The high level of government borrowing outlined for next fiscal stoked a sell-off in bond markets, with the benchmark 10-year yield touching a post-pandemic high of 6.8 percent
Despite fiscal concerns, the Budget this year focussed on steps to engine rapid economic growth. Image: T Narayan / Bloomberg via Getty Images
Largely, Budget 2022 hit the right notes. Finance Minister Nirmala Sitharaman proposed policies to boost inclusive development, green energy, and the digital ecosystem. Although there were no changes in income tax slabs, she played to the gallery when she announced a massive 35 percent jump in capital expenditure to push infrastructure projects and rekindle the animal spirits of the economy with a strong multiplier effect. This was the spoon of sugar that made it easier for the market to digest the higher-than-expected fiscal deficit target of 6.4 percent in FY23.

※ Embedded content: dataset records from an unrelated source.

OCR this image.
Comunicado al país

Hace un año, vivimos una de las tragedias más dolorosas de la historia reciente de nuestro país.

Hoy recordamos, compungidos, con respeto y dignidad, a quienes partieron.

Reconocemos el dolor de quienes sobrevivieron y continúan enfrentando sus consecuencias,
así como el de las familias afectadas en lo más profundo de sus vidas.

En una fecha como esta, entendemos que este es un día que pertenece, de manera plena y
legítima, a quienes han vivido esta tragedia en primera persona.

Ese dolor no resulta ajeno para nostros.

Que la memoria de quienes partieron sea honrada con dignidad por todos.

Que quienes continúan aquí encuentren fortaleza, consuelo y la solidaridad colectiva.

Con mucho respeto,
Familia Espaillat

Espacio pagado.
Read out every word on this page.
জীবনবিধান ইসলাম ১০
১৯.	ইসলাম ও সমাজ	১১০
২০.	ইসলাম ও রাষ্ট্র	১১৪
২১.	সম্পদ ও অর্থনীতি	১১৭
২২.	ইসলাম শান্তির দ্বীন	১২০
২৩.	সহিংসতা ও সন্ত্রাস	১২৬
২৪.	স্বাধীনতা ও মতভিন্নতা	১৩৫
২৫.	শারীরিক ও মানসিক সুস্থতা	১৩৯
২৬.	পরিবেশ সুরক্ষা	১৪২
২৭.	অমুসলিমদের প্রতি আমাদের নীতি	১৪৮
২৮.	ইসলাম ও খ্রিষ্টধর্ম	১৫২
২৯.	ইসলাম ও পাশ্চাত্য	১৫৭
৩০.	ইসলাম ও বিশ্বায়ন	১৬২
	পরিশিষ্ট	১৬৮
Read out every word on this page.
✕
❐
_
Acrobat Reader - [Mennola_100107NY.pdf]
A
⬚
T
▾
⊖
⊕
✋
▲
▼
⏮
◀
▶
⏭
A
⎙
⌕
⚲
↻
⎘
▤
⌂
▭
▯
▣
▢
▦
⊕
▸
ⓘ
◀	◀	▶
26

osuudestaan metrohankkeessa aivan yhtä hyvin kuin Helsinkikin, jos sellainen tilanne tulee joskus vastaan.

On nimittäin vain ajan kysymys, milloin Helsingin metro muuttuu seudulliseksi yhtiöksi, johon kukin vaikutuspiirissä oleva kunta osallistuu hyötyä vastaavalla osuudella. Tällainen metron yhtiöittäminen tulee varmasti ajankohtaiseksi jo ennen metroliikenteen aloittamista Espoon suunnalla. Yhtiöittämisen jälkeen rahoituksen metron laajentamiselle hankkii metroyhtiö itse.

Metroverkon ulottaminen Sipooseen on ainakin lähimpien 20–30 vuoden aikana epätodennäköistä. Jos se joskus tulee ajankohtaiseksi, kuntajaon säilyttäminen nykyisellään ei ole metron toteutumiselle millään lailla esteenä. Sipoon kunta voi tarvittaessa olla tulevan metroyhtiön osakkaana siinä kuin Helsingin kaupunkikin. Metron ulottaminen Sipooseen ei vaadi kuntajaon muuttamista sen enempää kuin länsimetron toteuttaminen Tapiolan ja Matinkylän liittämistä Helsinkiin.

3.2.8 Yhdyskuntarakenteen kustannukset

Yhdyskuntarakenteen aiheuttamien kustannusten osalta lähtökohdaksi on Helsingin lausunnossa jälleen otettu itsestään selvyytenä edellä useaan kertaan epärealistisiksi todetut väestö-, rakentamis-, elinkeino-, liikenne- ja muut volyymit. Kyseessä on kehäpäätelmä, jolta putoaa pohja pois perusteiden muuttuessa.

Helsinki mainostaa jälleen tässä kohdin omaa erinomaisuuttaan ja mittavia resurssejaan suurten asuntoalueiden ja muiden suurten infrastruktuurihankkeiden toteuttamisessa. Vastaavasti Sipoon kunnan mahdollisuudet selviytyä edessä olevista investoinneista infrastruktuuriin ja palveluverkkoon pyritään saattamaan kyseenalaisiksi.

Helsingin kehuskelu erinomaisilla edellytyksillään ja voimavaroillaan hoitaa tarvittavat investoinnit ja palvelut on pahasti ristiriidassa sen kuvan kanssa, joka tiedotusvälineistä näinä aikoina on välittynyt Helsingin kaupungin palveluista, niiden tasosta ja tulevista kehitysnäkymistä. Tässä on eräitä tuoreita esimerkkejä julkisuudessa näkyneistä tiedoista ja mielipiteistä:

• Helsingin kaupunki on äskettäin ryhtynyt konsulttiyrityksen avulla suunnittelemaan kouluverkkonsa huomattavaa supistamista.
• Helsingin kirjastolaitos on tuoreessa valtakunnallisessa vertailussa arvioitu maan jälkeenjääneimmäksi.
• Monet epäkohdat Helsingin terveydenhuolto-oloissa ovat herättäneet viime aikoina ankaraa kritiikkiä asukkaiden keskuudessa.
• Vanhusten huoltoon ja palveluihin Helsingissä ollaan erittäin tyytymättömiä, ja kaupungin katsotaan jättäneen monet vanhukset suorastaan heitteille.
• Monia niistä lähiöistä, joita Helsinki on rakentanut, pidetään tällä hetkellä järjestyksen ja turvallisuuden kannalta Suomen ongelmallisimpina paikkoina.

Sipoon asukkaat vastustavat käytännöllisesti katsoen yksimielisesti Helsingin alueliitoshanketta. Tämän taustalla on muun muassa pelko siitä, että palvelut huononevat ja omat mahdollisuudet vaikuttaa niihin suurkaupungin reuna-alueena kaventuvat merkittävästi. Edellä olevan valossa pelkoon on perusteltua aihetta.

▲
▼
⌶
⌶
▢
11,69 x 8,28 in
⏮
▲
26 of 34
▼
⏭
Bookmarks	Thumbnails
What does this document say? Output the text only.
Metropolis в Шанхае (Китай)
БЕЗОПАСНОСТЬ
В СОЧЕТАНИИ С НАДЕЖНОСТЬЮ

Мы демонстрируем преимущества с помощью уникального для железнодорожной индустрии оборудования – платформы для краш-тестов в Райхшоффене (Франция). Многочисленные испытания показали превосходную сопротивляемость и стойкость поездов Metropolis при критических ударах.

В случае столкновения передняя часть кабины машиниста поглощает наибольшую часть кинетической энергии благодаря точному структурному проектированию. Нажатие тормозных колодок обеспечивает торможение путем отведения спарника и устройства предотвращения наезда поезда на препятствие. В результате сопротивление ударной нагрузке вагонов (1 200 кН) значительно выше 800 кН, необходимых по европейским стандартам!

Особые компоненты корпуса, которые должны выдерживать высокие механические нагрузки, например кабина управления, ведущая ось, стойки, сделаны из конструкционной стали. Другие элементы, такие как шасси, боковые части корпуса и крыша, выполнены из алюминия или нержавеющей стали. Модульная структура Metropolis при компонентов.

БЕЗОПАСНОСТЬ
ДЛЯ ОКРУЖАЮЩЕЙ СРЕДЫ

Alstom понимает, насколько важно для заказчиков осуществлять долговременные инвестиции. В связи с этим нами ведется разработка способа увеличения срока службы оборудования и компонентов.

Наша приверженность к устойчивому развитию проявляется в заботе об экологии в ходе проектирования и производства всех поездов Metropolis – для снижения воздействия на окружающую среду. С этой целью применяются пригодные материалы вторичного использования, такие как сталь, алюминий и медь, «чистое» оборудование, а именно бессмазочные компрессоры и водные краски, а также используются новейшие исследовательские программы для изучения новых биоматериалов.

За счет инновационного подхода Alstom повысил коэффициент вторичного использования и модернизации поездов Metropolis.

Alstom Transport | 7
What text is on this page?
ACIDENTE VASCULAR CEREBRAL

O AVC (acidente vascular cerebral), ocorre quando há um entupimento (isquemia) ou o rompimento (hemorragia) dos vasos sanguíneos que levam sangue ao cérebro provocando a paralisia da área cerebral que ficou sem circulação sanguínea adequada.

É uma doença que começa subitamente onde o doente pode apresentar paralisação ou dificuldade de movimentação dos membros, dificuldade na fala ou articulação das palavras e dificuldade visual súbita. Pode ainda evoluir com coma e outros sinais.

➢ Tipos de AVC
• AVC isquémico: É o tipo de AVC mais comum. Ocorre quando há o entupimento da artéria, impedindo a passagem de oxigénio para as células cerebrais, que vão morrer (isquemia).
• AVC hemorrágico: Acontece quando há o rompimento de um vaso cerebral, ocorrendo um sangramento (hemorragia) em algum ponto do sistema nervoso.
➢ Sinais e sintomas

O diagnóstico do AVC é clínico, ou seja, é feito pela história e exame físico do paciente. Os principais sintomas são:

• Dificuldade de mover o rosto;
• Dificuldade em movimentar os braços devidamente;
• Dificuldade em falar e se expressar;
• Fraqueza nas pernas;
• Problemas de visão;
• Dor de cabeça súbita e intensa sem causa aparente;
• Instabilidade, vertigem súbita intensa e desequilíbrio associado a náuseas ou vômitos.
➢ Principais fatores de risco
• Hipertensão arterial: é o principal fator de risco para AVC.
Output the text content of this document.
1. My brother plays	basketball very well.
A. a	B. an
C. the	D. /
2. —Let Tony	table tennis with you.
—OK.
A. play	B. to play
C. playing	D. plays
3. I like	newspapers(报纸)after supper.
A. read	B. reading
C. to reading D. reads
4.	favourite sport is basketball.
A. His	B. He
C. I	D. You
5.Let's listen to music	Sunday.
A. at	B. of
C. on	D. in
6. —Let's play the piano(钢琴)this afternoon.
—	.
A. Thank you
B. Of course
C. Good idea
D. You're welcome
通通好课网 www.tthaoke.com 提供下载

Christian de Guzman, senior vice president, Sovereign Risk Group, Moody’s Investors Service, is sceptical of the government relying on a strong economic rebound to narrow the fiscal deficit target of 6.4 percent in FY23, given the large increase in capital expenditure to Rs 7.50 lakh crore.
“This poses some uncertainty given the prevalence of pandemic-related risks: The wider-than-expected deficit in the current fiscal year in part reflects higher spending on the back of the second Covid wave, as well as a larger subsidy bill that was driven by higher prices for food and commodities,” Guzman says.
Prabhat Awasthi, managing director and country head, Nomura India, cautions, “Given India’s heightened trade deficit and a strong push in borrowing, the macro risks from a global tightening cycle would be a key concern and needs to be watched carefully.”
In turn, the government’s massive gross borrowing programme to the tune of Rs 15 lakh crore in the next fiscal does not bode well for the bond market. The benchmark 10-year bond yield hit a post covid era high of 6.8 percent.